The active cell area is 50 cm². In the performance tests, a 1-molar methanol solution in water is used, the methanol flow rate is 4 ml/min and the cell temperature is 60° C. Air is used as cathode gas. A very good power density is measured for this cell.

EXAMPLE 2

(Embodiment 2)

The production of the anode layer is effected as described in example 1. In addition to the anode layer on the gas diffusion substrate (=A1), the back of the ionomer membrane is provided with a further anode catalyst (=layer A2) after coating with the cathode catalyst (layer K1) . The application of this layer to the membrane is effected as described in example 1, but an appropriate anode catalyst ink is used.

An 8×8 cm piece having an active area of 50 cm² is cut out from the ionomer membrane coated on both sides. For the production of an MEU, the gas diffusion substrate coated with anode catalyst (layer A1) is then united, so as to coincide, with the ionomer membrane coated on both sides (layers A2 and K1) and a cathode gas diffusion substrate (consisting of carbon fiber paper which has been rendered hydrophobic, Sigracet type, SGL) and installed in a DMFC fuel cell.

The active cell area is 50 cm². In the performance tests, a 1-molar methanol solution in water is used, the methanol flow rate is 4 ml/min and the cell temperature is 60° C. Air is used as cathode gas.

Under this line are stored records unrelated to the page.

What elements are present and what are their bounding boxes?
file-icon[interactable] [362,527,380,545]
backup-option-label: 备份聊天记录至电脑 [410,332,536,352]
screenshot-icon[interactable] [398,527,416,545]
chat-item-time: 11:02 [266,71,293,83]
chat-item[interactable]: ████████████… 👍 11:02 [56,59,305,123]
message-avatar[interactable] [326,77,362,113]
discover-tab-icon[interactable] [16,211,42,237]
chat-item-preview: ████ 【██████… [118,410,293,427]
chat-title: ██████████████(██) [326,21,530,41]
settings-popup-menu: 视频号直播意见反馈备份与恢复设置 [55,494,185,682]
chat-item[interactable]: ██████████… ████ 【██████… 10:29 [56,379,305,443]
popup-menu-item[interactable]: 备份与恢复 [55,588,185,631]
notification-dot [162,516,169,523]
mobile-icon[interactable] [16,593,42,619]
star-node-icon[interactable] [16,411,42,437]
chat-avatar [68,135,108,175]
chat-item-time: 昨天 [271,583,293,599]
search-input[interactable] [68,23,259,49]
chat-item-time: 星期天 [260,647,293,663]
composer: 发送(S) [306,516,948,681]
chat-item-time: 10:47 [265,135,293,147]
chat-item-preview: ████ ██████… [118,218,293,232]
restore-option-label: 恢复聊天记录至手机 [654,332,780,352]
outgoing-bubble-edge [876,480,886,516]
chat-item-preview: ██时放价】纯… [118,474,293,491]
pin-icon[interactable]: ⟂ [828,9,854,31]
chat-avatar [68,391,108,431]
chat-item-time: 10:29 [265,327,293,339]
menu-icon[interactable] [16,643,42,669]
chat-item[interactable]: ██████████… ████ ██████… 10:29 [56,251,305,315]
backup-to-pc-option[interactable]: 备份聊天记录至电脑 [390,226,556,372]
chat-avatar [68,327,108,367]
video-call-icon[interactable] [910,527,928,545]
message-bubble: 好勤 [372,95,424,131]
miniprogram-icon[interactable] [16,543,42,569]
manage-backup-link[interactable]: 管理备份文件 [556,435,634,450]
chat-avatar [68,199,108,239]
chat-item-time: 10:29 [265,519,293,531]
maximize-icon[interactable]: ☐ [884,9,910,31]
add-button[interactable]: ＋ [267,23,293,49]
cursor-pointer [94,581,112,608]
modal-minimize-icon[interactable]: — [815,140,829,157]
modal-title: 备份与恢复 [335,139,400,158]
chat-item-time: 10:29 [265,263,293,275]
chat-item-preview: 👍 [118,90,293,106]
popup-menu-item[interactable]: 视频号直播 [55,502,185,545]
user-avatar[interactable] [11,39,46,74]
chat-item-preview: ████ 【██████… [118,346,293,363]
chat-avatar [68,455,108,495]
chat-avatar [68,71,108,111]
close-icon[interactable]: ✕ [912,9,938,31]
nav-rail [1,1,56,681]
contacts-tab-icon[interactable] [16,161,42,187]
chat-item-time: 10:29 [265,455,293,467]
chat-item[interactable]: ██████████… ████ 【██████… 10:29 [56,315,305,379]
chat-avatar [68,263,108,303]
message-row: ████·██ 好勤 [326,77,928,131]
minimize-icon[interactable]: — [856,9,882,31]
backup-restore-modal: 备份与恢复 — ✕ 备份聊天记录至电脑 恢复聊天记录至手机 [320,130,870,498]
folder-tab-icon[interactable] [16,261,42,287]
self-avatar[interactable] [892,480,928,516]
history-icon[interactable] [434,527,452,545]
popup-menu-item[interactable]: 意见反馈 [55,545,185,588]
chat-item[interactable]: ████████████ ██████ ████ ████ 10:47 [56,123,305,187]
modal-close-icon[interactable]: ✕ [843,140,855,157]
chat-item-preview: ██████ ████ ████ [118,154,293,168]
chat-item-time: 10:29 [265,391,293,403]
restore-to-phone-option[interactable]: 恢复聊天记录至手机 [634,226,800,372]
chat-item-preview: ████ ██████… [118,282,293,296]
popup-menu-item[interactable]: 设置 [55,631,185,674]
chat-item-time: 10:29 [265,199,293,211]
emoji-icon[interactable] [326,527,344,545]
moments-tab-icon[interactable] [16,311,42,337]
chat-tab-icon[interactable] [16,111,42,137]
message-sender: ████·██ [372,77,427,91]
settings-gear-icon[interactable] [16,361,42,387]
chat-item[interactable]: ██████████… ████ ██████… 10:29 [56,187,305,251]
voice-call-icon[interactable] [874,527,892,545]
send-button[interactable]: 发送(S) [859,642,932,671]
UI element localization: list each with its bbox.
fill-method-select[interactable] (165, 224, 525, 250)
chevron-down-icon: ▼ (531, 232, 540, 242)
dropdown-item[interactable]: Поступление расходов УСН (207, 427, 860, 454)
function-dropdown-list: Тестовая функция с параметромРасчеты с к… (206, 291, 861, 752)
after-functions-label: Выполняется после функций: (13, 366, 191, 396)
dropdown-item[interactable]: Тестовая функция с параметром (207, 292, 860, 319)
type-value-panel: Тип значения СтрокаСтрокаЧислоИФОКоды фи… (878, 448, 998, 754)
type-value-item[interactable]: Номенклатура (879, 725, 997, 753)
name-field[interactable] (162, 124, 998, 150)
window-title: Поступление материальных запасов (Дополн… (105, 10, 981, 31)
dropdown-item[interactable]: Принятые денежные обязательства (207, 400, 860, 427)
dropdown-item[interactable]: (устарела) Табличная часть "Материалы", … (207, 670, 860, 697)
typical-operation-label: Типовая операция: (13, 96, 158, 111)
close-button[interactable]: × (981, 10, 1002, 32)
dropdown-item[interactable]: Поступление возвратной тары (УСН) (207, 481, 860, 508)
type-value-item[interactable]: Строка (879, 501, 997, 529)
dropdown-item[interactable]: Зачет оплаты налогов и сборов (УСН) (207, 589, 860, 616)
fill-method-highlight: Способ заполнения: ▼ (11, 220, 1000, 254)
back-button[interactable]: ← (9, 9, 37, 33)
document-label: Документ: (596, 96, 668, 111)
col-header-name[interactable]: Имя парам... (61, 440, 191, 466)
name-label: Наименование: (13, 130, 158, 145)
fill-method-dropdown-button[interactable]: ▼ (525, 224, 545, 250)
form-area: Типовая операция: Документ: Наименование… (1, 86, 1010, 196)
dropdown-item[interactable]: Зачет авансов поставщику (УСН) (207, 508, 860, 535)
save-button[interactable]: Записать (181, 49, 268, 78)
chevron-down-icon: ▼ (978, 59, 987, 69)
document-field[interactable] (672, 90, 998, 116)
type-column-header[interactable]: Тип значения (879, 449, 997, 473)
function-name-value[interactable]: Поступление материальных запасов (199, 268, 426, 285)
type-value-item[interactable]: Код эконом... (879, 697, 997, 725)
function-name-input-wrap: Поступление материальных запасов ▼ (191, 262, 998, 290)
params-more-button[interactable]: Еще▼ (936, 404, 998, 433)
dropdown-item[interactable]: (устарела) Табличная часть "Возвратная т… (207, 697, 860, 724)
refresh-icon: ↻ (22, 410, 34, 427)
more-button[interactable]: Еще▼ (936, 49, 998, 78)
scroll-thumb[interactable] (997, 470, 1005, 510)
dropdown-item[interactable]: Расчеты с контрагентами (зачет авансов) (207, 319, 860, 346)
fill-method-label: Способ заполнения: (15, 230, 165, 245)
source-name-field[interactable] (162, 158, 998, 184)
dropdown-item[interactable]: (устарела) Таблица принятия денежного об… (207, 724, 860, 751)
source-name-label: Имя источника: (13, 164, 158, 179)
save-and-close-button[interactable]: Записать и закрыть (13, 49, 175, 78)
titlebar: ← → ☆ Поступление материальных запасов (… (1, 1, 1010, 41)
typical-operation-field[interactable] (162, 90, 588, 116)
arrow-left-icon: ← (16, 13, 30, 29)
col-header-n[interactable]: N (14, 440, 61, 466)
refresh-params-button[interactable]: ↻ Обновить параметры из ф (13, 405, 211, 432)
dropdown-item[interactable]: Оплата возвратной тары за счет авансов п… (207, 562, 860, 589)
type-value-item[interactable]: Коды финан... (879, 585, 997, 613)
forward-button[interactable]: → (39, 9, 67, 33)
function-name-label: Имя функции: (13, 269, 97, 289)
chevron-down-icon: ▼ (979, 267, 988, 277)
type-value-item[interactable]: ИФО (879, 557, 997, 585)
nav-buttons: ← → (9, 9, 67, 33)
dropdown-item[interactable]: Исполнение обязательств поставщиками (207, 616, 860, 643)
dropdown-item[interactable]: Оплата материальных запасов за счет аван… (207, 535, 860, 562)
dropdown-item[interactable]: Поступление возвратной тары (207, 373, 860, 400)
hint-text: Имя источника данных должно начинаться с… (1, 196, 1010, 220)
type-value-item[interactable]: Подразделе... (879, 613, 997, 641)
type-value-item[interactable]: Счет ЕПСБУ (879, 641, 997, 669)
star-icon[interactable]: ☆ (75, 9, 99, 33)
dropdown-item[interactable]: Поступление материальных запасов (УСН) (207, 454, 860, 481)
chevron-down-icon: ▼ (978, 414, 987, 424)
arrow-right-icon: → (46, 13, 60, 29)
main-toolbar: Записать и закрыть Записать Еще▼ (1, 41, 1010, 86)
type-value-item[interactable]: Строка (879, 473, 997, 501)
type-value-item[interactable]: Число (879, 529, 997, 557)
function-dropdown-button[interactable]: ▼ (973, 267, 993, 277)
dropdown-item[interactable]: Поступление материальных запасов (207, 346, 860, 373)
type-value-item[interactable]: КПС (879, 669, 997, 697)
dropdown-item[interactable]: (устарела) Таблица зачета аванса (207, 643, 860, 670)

A very good power density is likewise measured for this cell.

Claims

1. A membrane electrode unit for direct methanol fuel cells, comprising an anode gas diffusion substrate, an anode catalyst layer, an ionomer membrane, a cathode catalyst layer and a cathode gas diffusion substrate, wherein the anode catalyst layer is applied to the anode gas diffusion substrate, and the cathode catalyst layer is present directly on the ionomer membrane.

2. The membrane electrode unit as claimed in claim 1, wherein the anode catalyst layer is applied both to the anode gas diffusion substrate and to the ionomer membrane, and the cathode catalyst layer is present directly on the membrane.

3. The membrane electrode unit as claimed in claim 1, wherein the layer thickness of the anode catalyst layer is between 20 and 200 micron and the layer thickness of the cathode catalyst layer is between 5 and 50 micron.

4. The membrane electrode unit as claimed in claim 1, wherein the precious metal loading of the anode layer is between 0.25 and 6 mg of precious metal/cm2 and the precious metal loading of the cathode layer is between 0.1 and 2.5 mg of precious metal/cm2.

5. The membrane electrode unit as claimed in claim 1, wherein supported or unsupported bi-metallic platinum/ruthenium catalysts are used as anode catalyst.

6. The membrane electrode unit as claimed in claim 1, wherein supported or unsupported platinum-containing catalysts are used as cathode catalyst.

7. A method for the production of a membrane electrode unit for direct methanol fuel cells, comprising

the coating of an anode gas diffusion substrate with anode catalyst ink,

the drying of the coated anode gas diffusion substrate,

the coating of an ionomer membrane on one side with cathode catalyst ink,

the drying of the ionomer membrane coated on one side and

the uniting of the coated anode gas diffusion substrate with the ionomer membrane coated on one side and the cathode gas diffusion substrate.

8. The method as claimed in claim 7, furthermore comprising the washing of the catalyst-coated gas diffusion substrates or ionomer membranes with water.

9. The use of the membrane electrode units as claimed in claim 1 for the production of direct methanol fuel cells for operation with liquid methanol/water mixtures at temperatures between 20 and 90° C.